– Чего тебе, Алеша? – поинтересовалась математичка, не отрывая взгляда от журнала.
– Клавдия Сергеевна, я сегодня на уроке почти ничего не понял.
– Можно мне к вам подойти после уроков?
– Да, подходи после пятого урока в этот кабинет, – легко согласилась она. Я знал, что Клавдия Сергеевна никогда рано из школы не уходила: ей некуда было торопиться. Она часто засиживалась в кабинете математики, проверяя тетради, составляя какие-то планы и занимаясь еще какими-то своими делами.

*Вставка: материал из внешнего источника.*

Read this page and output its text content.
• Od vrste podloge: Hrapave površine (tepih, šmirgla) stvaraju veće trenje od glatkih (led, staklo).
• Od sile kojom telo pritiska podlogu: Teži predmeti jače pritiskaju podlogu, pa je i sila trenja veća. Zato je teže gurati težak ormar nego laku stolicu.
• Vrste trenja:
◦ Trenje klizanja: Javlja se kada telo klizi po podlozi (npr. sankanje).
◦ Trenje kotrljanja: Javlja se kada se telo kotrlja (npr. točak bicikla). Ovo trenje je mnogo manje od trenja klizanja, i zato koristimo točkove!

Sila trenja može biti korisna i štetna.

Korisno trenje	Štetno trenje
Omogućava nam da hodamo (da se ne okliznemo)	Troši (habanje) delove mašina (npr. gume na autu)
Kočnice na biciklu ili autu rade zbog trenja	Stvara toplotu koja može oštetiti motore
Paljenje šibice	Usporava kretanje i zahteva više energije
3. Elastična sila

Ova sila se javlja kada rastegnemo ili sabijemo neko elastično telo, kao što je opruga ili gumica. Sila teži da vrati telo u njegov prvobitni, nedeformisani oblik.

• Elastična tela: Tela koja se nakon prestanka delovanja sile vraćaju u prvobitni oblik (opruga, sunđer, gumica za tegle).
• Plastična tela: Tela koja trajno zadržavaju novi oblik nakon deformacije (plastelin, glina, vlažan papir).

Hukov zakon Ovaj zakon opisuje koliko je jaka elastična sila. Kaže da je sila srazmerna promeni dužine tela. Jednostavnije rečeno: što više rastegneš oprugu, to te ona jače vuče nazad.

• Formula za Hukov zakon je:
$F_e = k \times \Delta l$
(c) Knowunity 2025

После пятого урока я вошел в класс и встал в нерешительности в дверях. Мне вдруг стало страшно от моего нахальства. Но жалость к Рыбкину победила, и я, собравшись с духом, бодро спросил:
– Разрешите войти, Клавдия Сергеевна?
– Да ты уже вошел, Алеша. К чему эти церемонии? Садись напротив, открывай учебник и рассказывай, что тебе непонятно.
Я сел за первую парту, которая примыкала к учительскому столу.
– Это непонятно, – ткнул я наугад в учебник.
Клавдия Сергеевна мельком взглянула на страницу, потом на меня и, пожав плечами, сказала:
– Так мы ж еще этот материал не проходили. Зачем ты пытаешься бежать впереди паровоза, Алексей?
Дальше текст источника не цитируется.